Here’s a look at how much Medicare Part B costs are expected to drop next year and why you could still face rising healthcare costs.

How are Medicare’s costs changing next year?

Original Medicare consists of two parts — A and B. Part A is hospital insurance and this kicks in if you need to stay in the hospital or a long-term care facility. Part B is medical insurance and this covers most standard doctor visits and outpatient care.

Part B’s 2022 premium is $170.10 per month for most people, but higher earners pay more. The deductible is currently $233. In 2023, the typical monthly premium will fall to $164.90 and the deductible will drop to $226.

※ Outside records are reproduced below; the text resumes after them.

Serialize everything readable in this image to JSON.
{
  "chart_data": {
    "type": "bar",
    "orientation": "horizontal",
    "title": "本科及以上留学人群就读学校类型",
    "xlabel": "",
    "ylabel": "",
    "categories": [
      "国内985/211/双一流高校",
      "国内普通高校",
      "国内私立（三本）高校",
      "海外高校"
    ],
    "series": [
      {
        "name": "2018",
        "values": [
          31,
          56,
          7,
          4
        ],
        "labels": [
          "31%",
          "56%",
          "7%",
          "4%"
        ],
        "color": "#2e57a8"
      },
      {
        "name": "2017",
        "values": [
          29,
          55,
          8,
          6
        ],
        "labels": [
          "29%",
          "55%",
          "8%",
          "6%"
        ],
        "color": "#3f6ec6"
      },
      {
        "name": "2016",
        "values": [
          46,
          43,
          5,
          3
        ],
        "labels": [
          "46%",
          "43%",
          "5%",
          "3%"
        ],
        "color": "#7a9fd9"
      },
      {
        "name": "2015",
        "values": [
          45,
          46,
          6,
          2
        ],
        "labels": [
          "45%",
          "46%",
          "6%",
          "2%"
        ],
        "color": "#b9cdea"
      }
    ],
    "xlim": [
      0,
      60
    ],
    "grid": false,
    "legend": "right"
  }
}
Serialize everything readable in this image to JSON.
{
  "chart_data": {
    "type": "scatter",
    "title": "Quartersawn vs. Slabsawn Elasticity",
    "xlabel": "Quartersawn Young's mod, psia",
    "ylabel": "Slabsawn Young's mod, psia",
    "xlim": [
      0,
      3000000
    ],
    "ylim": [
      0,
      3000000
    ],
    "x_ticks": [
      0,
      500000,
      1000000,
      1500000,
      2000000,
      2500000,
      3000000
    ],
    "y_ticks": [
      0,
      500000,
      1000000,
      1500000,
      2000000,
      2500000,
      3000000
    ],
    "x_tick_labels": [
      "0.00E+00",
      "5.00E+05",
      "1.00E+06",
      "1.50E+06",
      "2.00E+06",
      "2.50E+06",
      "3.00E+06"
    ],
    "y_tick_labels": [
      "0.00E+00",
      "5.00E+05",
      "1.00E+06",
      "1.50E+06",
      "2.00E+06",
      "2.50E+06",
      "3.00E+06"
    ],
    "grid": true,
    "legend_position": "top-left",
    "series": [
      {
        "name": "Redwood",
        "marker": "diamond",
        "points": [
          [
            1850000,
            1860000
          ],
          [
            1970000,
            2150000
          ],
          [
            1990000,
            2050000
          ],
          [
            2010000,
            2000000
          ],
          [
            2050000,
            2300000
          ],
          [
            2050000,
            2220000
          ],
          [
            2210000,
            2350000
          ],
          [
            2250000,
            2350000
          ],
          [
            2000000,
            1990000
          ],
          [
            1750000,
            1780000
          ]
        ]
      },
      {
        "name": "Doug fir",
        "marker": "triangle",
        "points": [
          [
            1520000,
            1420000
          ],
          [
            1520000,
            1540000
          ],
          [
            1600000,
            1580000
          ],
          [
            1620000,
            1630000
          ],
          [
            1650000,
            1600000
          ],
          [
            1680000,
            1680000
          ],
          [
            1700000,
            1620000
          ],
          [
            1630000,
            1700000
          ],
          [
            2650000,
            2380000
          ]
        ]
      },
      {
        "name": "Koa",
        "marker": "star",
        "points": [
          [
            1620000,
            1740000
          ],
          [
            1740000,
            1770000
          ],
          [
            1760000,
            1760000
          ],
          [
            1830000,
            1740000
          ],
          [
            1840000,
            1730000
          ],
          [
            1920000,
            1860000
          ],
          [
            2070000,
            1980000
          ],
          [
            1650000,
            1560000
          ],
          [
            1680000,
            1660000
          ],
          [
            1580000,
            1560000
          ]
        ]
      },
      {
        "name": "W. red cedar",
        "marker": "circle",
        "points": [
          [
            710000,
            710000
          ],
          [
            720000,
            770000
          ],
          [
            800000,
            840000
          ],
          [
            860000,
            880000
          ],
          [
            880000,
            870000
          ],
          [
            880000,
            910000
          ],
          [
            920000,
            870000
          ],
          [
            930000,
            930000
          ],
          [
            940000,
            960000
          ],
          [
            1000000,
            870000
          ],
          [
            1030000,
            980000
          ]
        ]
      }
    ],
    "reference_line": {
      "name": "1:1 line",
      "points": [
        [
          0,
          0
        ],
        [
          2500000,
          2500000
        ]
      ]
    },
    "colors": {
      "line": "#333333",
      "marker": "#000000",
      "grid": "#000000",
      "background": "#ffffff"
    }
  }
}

But Part A’s costs are rising a little next year. Most people don’t have to pay a premium for this, but the deductible will climb from $1,556 to $1,600 in 2023. This may not matter to you if you don’t have to use your Part A coverage in 2023, but there are no guarantees.

Health issues can crop up unexpectedly, leading you to spend more on healthcare than you anticipated. Even a single hospital stay could negate any savings benefit you get from the small dip in Part B expenses.

You could also wind up paying more next year if you have a Medicare Advantage (Medicare Part C) or a Medicare Part D plan for prescription drug coverage. These plans are offered by private health insurers and their prices can vary. If yours goes up, you could still spend more on Medicare in 2023 than you did this year.

How to keep your medical costs as low as possible

Doing everything you can to stay healthy, including eating well and exercising regularly, is key to reducing your risk of health issues. But you still need to take extra steps to prepare yourself for unexpected health conditions.

Original Medicare has a lot of gaps, so you may want to look into supplemental coverage to reduce your out-of-pocket costs in the event of a serious illness or injury. Some people do this by opting for a Medicare Advantage plan over Original Medicare. Unfortunately, the open enrollment period that enables you to choose a new Medicare plan for 2023 is closed. But you may still be able to do so if you’re signing up for Medicare for the first time or you qualify for a special enrollment period due to the loss of other insurance.

You could also look into a Medicare supplement plan. This is a separate insurance policy with its own premiums and deductibles that helps cover some of the things Original Medicare doesn’t. It might also be difficult to secure one of these outside of the annual open enrollment period. But it doesn’t hurt to inquire with a few insurance companies to see if it’s still an option.

Those who saved money in a health savings account (HSA) can rely upon these funds to help cover their healthcare expenses in retirement. Keep in mind that you can no longer contribute funds to an HSA once you sign up for Medicare. But you can continue to use the money you already have, and if you spend it on medical expenses, it’s tax free.

Everyone wants to be optimistic about their health in retirement, but being too optimistic can be dangerous financially. Review your retirement healthcare plans now and make sure you’re doing all you can to prepare yourself for the unexpected.